The Cass Report has ended the ability to seek refuge in this sophistry.
Let me elaborate. The National Health Service in England commissioned Dr Hilary Cass to look at the treatment of gender dysphoria. Cass reports that prior to 2009 the demand for what the English call Gender Identity Services was negligible – fifty a year – but has undergone exponential growth. We have experienced a similar trend.
Cass considers the reasons and one of the explanations put forward is a greater acceptance of trans identity.
She is polite, but determinative: “the exponential change in referrals over a particularly short five-year timeframe is very much faster than would be expected for normal evolution of acceptance of a minority group.”
Among the drivers, Cass writes, are mental health and cultural trends.
This raises the question, why are we reaching for puberty blockers and hormone treatments, and what is the effect of doing so?
According to Cass, “the long term health impacts of hormone interventions is limited and needs to be better understood”. “Young people become particularly vulnerable at the point of transfer to adult services.”
She acknowledges hormone treatment for adults is “not without costs…” but is “…dramatically outweighed by the long-term benefits.”
The story for those under 18, and especially under 16, is different. Children on blockers will cease development while their friends continue and “…there are no good studies on the psychological, psychosexual and developmental impact of this period of divergence from peers”.
Her report states: “Clinicians are unable to determine with any certainty which children and young people will go on to have an enduring trans identity.”

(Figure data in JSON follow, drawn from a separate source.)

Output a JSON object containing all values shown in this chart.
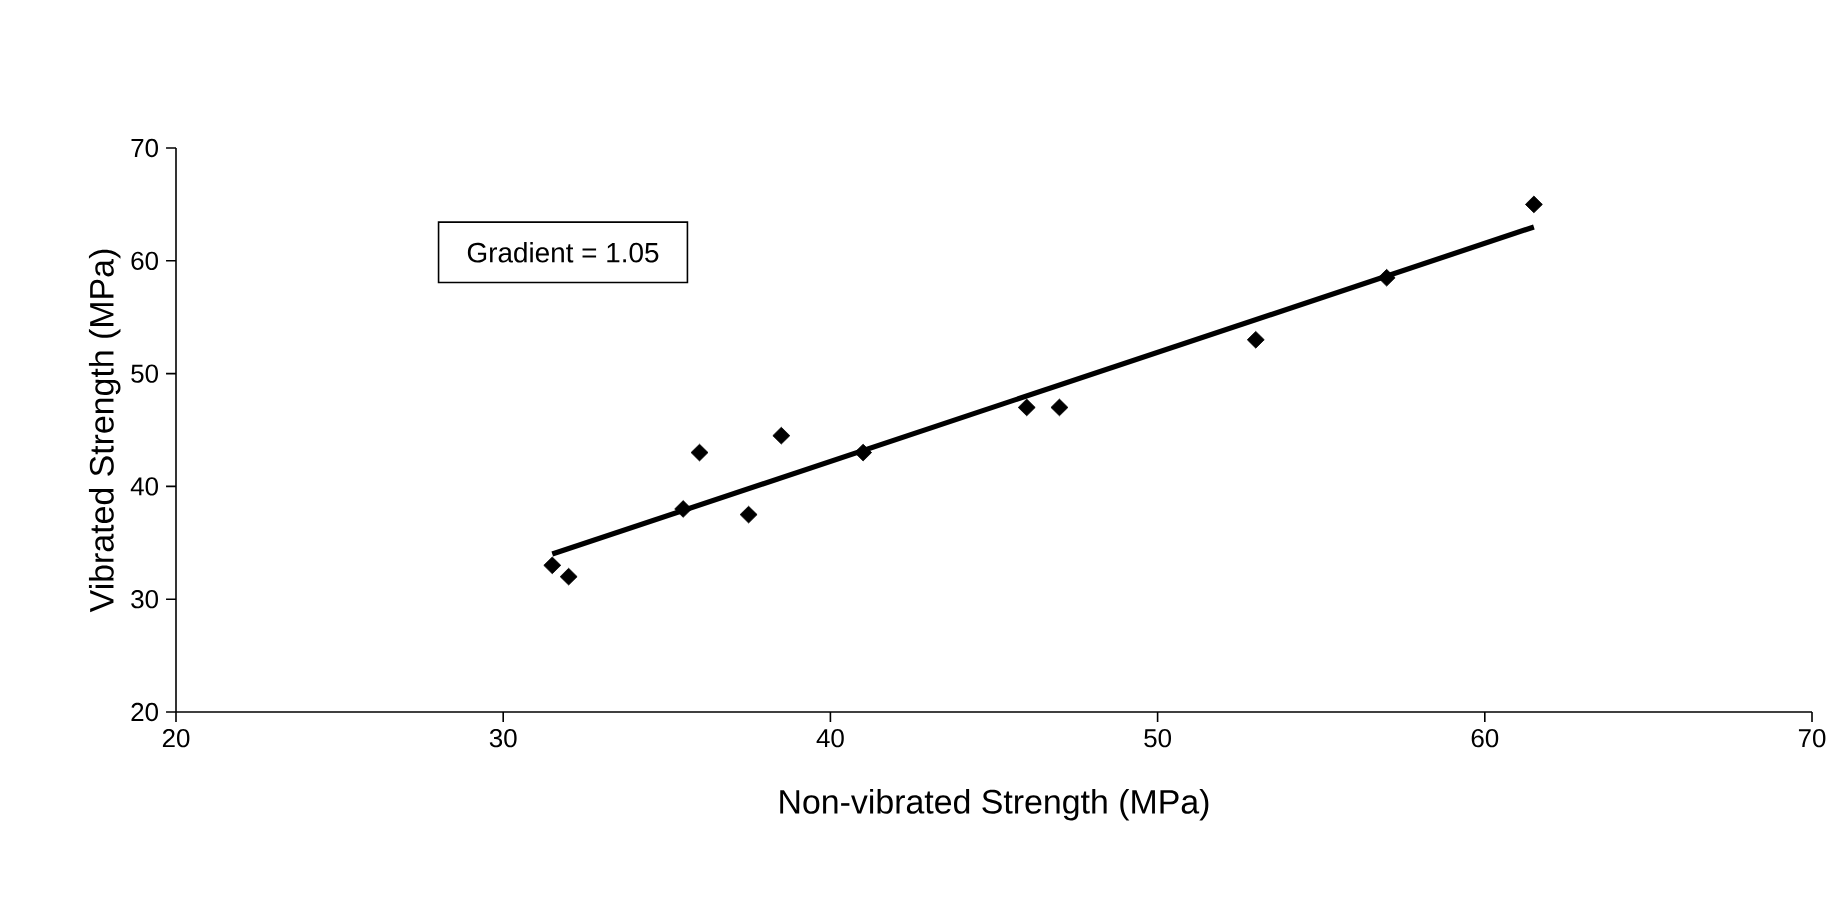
{
  "chart_data": {
    "type": "scatter",
    "xlabel": "Non-vibrated Strength (MPa)",
    "ylabel": "Vibrated Strength (MPa)",
    "xlim": [
      20,
      70
    ],
    "ylim": [
      20,
      70
    ],
    "xticks": [
      20,
      30,
      40,
      50,
      60,
      70
    ],
    "yticks": [
      20,
      30,
      40,
      50,
      60,
      70
    ],
    "marker": "diamond",
    "grid": false,
    "annotations": [
      "Gradient = 1.05"
    ],
    "series": [
      {
        "color": "#000000",
        "x": [
          31.5,
          32,
          35.5,
          36,
          37.5,
          38.5,
          41,
          46,
          47,
          53,
          57,
          61.5
        ],
        "values": [
          33,
          32,
          38,
          43,
          37.5,
          44.5,
          43,
          47,
          47,
          53,
          58.5,
          65
        ]
      },
      {
        "type": "line",
        "marker": "none",
        "color": "#000000",
        "x": [
          31.5,
          61.5
        ],
        "values": [
          34,
          63
        ]
      }
    ]
  }
}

Cass does not necessarily declare that the treatments used for gender-affirming care are unsafe, as some reporting has insinuated. Rather, that there is an absence of evidence that they are safe and effective.

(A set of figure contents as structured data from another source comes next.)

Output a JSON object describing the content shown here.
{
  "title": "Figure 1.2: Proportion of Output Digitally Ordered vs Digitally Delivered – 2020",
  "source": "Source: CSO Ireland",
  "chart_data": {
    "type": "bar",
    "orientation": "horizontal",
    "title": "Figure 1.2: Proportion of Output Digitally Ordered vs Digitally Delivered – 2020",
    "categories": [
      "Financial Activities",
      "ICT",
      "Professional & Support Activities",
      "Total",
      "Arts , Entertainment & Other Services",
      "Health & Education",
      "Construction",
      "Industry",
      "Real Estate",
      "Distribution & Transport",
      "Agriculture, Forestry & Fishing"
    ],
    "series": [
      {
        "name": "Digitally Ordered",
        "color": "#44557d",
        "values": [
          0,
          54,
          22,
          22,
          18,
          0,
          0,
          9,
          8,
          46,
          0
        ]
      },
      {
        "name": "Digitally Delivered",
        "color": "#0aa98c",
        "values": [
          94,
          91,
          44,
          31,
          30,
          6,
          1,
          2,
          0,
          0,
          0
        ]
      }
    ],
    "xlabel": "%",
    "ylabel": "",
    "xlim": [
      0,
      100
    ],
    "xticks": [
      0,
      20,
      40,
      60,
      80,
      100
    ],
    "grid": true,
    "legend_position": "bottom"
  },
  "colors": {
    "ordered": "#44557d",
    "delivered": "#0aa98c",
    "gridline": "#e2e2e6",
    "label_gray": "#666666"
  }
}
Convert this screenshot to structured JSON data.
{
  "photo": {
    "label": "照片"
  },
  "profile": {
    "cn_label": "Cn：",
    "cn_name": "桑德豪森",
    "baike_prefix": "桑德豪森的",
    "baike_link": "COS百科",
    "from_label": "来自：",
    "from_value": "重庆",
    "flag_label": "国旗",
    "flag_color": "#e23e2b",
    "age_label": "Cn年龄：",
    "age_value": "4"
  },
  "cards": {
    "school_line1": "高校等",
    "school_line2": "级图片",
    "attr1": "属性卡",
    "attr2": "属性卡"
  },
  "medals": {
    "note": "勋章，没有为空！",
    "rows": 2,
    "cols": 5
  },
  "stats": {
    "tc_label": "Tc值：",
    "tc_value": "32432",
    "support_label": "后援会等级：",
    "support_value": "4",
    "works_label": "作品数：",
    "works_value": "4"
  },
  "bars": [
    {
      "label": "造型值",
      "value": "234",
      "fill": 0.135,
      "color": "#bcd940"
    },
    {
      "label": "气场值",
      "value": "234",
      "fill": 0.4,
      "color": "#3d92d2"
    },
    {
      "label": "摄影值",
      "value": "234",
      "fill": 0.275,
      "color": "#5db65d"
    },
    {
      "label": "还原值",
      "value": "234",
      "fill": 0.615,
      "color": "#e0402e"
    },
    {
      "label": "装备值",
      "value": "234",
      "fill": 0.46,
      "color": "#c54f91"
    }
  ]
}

She writes: “This is an area of remarkably weak evidence, and yet results of studies are exaggerated or misrepresented by people on all sides of the debate to support their viewpoint. The reality is that we have no good evidence on the long-term outcomes of interventions to manage gender related distress.”
However, “Some clinicians feel under pressure to support a medical pathway based on widespread reporting that gender-affirming treatment reduces suicide risk. This conclusion was not supported by the above systematic review”.
There has been criticism, with the most potent that she has been selective in her use of analysis, rejecting 98% of the studies available. Cass has been forced to respond that she found only 2% of the studies to be high quality, but that she used the majority of them anyway to achieve a “synthesis”.
There will be other critiques but this report has reversed the burden of proof. If these treatments are safe and effective then the evidence needs to be presented and peer reviewed.
Until they are maybe we should not treating people below the age of consent with powerful and unproven treatments.
Mostly the report has been received well and in the wake of its publication England and Scotland have joined the four Nordic nations in banning puberty blockers being prescribed to minors, although some hormone therapies are available for those over 16.
In New Zealand the Ministry of Health is reviewing their use and its report, initially due last year, has been delayed again.
Given the Ministry initially claimed that puberty blockers gave children an opportunity to consider their future, the following quote from the Cass report may prove disturbing: “Moreover, given that the vast majority of young people started on puberty blockers proceed from puberty blockers to masculinising/feminising hormones, there is no evidence that puberty blockers buy time to think, and some concern that they may change the trajectory of psychosexual and gender identity development.”
It is possible that we are looking at a major medical misadventure with a cohort of children having their lives compromised.
And too many of us, those with the opportunity and a platform, stood by and said nothing. Because we were afraid of the consequences, because if we did we’d feel compelled to say something, and to say something would come at a cost.
So we said nothing. Shame on us. Shame on me.